La Donna del Lago, Royal Opera, Royal Opera House, review

The staging may be a little too silly for some, but Rossini's music has never sounded better, writes Rupert Christiansen.

Joyce DiDonato as Elena in the Royal Opera's staging of La Donna del Lago
Joyce DiDonato as Elena in the Royal Opera's staging of La Donna del Lago Credit: Photo: Alastair Muir

I regret to say that my most vivid recollection of the last occasion on which I saw this opera - in 1985, also at Covent Garden - is of Marilyn Horne remonstrating at her curtain call with some hooligan who was wantonly booing her. There was more booing 28 years later, but that’s not what anyone will remember about the evening.

The piece is of the second class, but charming nevertheless. Drawing freely on Walter’s Scott’s once fashionable poem The Lady of the Lake, it’s a slice of romantic tartan hokum, set in a Never-Never-Scotland, where rebel clans are fighting the legitimate king.

A standard plot unfolds, wherein A (Uberto) loves B (Elena, she of the lake). But B loves C (Malcom, whose second “l” gets lost in translation) - an amour complicated by the fact that A is the King and at war with C, and that B is both betrothed to D (Rodrigo) and unaware of A’s regal identity. Come on, it’s Italian opera, keep up!

Around this silly stuff, director John Fulljames and his designers Dick Bird and Yannis Thavoris have woven an over-elaborate but not unintelligent conceit, which excited the wrath of the Gods - unfairly, I thought.

Their idea is to locate the opera inside an Enlightenment museum in which the characters are historical specimens emerging from vitrines to be observed by a chorus of antiquaries. Within this decorative frame, the action is treated in relatively straightforward fashion, with the king represented as a Hanoverian. Fulljames has a point, even if it is just a gloss.

But it’s the music that matters, and here the production triumphs. Rossini’s score, brightly coloured with hunting horns and Celtic harps, hits its stride after a slowish start. The highlights include an exquisite duet for the two mezzo-sopranos and an astonishing trio for two tenors and mezzo, interspersed with a run of lyrical and virtuoso arias that show this laziest of great composers putting his best foot forward.
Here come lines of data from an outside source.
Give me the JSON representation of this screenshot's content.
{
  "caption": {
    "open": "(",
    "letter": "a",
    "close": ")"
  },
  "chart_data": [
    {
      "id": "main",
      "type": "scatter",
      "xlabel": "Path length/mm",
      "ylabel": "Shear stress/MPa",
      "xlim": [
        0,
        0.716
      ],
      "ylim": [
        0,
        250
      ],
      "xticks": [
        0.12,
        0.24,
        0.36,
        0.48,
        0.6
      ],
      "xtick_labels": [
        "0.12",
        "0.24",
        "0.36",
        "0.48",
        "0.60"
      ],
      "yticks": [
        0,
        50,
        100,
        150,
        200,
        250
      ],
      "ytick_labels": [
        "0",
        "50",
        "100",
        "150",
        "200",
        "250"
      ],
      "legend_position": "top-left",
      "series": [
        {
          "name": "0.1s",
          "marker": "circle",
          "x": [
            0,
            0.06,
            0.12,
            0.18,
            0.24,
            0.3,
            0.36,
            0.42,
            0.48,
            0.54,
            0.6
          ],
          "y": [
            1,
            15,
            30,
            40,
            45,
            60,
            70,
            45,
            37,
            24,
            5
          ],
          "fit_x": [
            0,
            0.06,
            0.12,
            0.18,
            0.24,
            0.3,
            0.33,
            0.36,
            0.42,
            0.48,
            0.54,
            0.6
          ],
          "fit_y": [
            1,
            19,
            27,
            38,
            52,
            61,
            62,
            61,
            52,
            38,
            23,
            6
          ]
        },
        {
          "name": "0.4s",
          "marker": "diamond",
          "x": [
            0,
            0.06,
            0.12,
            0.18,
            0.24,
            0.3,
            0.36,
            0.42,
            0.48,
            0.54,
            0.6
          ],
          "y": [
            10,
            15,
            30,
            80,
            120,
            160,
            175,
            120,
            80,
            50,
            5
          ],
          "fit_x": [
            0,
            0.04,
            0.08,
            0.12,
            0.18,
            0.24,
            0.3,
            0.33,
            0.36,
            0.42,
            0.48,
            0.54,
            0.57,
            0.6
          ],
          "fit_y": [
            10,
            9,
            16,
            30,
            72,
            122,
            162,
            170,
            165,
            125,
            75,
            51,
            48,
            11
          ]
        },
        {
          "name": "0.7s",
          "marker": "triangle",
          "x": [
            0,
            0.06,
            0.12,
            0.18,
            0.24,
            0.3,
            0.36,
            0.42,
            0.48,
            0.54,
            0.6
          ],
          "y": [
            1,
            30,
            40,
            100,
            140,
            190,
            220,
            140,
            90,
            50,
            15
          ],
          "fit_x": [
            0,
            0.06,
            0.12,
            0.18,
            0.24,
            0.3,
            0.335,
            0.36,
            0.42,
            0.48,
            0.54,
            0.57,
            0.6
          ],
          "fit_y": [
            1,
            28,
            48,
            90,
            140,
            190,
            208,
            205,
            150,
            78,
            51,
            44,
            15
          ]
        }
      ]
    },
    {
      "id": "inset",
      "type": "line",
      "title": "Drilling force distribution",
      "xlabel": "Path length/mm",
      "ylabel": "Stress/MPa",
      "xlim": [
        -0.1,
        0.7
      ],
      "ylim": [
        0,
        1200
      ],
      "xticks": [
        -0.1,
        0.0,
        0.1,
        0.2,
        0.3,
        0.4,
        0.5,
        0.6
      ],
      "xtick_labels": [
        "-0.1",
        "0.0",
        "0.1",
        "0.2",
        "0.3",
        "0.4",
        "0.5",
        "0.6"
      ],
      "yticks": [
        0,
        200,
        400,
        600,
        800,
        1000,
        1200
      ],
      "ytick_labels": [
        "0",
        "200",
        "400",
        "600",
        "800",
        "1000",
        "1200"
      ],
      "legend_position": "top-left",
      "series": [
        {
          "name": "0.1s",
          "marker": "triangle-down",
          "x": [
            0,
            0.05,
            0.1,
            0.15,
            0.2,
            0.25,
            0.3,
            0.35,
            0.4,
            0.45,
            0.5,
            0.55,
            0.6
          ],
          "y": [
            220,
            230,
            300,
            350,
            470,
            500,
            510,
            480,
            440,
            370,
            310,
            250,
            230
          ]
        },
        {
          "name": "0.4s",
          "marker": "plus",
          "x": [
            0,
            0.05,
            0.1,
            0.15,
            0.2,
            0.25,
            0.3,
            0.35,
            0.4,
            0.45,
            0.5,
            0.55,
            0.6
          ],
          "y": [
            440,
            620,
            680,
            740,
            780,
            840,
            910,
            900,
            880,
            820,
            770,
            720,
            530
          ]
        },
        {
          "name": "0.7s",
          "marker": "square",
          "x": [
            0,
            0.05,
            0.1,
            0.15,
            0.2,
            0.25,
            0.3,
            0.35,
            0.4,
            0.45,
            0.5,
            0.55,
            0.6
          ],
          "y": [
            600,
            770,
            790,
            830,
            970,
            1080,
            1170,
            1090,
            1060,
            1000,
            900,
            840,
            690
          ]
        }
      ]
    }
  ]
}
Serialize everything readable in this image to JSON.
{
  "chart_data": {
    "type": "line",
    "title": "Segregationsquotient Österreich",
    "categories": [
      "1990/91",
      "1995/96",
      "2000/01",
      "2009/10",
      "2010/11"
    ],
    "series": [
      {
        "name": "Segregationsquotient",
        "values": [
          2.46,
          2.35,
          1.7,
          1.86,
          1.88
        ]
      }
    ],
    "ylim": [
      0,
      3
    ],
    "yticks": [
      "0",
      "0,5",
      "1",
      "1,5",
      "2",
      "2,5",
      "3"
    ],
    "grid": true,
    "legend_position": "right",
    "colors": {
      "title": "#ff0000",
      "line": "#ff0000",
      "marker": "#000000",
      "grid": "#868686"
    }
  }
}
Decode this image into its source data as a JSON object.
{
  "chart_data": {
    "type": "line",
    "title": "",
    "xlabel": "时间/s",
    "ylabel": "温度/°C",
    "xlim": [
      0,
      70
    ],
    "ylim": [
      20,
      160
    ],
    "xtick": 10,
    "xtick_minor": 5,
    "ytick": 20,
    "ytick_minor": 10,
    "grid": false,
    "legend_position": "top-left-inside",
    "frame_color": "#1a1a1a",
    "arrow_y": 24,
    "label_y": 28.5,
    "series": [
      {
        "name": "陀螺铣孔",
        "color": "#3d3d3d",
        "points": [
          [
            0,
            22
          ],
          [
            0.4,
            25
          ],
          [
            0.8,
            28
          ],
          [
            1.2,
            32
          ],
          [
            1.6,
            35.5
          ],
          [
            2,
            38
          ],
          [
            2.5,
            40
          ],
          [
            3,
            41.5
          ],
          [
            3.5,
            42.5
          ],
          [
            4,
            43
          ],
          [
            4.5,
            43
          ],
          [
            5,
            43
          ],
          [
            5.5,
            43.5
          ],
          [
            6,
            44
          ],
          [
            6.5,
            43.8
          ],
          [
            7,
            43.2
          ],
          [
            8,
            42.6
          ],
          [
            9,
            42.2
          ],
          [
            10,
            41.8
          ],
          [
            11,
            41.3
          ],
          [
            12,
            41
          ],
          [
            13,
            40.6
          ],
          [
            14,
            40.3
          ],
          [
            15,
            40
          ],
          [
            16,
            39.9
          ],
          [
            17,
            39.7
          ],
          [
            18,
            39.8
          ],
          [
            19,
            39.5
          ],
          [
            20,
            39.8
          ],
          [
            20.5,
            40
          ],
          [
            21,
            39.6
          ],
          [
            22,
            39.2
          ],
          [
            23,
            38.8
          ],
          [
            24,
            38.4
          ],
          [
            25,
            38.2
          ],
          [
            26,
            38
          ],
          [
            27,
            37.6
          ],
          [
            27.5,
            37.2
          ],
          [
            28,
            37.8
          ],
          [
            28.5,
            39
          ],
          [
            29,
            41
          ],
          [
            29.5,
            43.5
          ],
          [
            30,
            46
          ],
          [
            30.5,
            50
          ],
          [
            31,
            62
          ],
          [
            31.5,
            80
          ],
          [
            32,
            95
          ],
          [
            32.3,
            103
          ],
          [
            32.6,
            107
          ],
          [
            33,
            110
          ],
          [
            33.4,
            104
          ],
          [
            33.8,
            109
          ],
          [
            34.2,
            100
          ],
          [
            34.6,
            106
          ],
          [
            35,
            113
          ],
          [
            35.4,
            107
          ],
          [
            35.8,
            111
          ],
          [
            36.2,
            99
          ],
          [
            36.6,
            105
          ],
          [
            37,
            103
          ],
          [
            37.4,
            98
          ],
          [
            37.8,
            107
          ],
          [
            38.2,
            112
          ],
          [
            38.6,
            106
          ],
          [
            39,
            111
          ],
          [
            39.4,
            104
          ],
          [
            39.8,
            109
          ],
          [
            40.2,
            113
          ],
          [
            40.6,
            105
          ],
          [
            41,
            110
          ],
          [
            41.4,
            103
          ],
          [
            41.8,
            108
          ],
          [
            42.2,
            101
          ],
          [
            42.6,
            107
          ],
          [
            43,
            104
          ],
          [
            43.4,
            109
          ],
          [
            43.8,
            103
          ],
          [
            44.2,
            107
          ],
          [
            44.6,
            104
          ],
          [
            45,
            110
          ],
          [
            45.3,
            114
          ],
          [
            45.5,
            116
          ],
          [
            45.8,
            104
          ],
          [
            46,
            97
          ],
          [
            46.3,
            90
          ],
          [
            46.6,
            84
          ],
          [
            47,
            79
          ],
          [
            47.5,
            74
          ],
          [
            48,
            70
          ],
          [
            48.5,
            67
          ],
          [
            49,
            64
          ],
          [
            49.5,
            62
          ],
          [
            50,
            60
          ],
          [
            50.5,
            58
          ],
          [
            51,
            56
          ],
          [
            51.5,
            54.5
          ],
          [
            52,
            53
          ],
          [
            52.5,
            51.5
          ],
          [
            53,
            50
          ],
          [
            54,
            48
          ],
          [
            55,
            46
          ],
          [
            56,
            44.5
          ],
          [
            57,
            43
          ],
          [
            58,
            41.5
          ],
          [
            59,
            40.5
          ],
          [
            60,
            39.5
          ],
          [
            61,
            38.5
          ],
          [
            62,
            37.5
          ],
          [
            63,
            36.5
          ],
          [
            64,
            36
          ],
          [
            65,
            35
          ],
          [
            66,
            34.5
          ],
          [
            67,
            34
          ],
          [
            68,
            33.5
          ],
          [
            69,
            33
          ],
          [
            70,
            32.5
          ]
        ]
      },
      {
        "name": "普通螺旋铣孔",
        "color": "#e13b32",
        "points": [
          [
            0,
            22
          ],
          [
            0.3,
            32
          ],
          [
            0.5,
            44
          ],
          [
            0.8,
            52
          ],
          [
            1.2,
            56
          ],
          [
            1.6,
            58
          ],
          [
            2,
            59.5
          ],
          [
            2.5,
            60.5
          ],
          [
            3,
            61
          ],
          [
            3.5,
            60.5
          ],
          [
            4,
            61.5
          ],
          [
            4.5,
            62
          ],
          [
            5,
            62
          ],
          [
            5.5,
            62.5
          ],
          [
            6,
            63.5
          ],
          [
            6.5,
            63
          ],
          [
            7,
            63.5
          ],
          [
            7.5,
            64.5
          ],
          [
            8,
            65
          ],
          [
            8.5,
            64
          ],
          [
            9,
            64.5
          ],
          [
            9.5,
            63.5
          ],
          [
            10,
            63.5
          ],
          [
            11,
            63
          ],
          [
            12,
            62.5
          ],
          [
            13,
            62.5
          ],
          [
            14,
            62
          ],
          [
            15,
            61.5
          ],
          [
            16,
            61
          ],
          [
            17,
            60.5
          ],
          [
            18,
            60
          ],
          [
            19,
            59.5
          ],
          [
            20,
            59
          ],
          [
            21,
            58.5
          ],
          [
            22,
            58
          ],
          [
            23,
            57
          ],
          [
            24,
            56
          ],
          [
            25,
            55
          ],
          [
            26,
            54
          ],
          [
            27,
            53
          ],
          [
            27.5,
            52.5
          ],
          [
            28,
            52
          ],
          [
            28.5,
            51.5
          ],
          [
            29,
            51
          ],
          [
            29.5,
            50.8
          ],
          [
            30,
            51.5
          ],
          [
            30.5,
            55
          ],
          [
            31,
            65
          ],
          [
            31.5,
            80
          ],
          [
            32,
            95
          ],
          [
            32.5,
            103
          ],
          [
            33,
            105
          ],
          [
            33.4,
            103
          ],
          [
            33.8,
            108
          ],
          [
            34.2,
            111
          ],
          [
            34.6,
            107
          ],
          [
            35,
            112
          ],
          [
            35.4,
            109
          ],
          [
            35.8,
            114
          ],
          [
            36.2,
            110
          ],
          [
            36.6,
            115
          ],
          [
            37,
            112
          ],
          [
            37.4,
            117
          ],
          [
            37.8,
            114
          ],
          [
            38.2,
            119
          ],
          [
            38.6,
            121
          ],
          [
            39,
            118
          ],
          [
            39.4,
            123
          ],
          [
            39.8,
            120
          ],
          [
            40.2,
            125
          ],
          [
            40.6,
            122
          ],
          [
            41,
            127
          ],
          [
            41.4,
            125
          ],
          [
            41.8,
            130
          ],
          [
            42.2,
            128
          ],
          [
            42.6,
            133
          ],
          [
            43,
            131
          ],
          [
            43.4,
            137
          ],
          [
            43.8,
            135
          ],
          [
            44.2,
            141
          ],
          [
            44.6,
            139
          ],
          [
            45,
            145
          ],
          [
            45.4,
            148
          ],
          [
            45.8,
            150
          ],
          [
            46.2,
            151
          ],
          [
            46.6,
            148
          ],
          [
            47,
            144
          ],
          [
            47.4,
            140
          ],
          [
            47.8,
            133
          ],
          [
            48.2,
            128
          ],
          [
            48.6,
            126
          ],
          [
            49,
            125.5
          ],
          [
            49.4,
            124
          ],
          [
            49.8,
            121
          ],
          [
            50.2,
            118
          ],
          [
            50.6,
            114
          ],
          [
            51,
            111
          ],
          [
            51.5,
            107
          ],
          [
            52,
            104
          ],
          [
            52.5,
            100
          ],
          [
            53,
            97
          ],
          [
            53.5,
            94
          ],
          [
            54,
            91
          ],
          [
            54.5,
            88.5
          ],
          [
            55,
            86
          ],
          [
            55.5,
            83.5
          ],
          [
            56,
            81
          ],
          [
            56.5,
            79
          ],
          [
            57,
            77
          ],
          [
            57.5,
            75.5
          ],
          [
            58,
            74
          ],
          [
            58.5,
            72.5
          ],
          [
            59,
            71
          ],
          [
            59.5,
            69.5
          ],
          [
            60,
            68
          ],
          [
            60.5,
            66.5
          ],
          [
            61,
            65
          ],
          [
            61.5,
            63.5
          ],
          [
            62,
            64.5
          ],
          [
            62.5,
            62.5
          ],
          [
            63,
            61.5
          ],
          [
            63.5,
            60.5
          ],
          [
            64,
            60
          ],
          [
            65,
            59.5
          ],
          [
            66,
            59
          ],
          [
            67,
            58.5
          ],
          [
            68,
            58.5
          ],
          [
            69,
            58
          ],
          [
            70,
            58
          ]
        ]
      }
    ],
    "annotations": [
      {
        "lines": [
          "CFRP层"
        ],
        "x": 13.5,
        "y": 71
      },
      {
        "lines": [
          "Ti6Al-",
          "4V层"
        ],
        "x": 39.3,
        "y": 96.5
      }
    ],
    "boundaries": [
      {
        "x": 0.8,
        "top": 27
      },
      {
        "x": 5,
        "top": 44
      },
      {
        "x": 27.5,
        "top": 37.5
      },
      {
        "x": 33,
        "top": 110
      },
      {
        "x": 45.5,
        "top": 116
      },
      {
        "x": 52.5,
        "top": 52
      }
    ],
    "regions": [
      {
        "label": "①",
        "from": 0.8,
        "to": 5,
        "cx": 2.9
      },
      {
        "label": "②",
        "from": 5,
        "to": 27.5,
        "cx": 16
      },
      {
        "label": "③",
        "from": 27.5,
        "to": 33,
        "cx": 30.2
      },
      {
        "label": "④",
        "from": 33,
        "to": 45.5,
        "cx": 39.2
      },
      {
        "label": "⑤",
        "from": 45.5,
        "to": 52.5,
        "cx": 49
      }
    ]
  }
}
Can he ever have heard - or imagined - his music better sung than it was here? The sun shines out of Joyce DiDonato’s voice, and her ravishingly beautiful Elena caps the show with a sublime account of the lilting “Tanti affetti”. The technically impeccable Juan Diego Florez is all fire and ardour as Uberto, incandescent in runs and roulades, tireless in his production of rock-steady top Bs and Cs. The house went mad with joy for them both.

Scarcely less good are Daniela Barcellona as a soft-grained yet formidable Malcom, and Michael Spyres, a high tenor who can call on a cavernous lower register, making an auspicious debut as Rodrigo. Underpinned by Michele Mariotti nimbly conducting a spry orchestra, the result was a stupendous display of belissimo canto.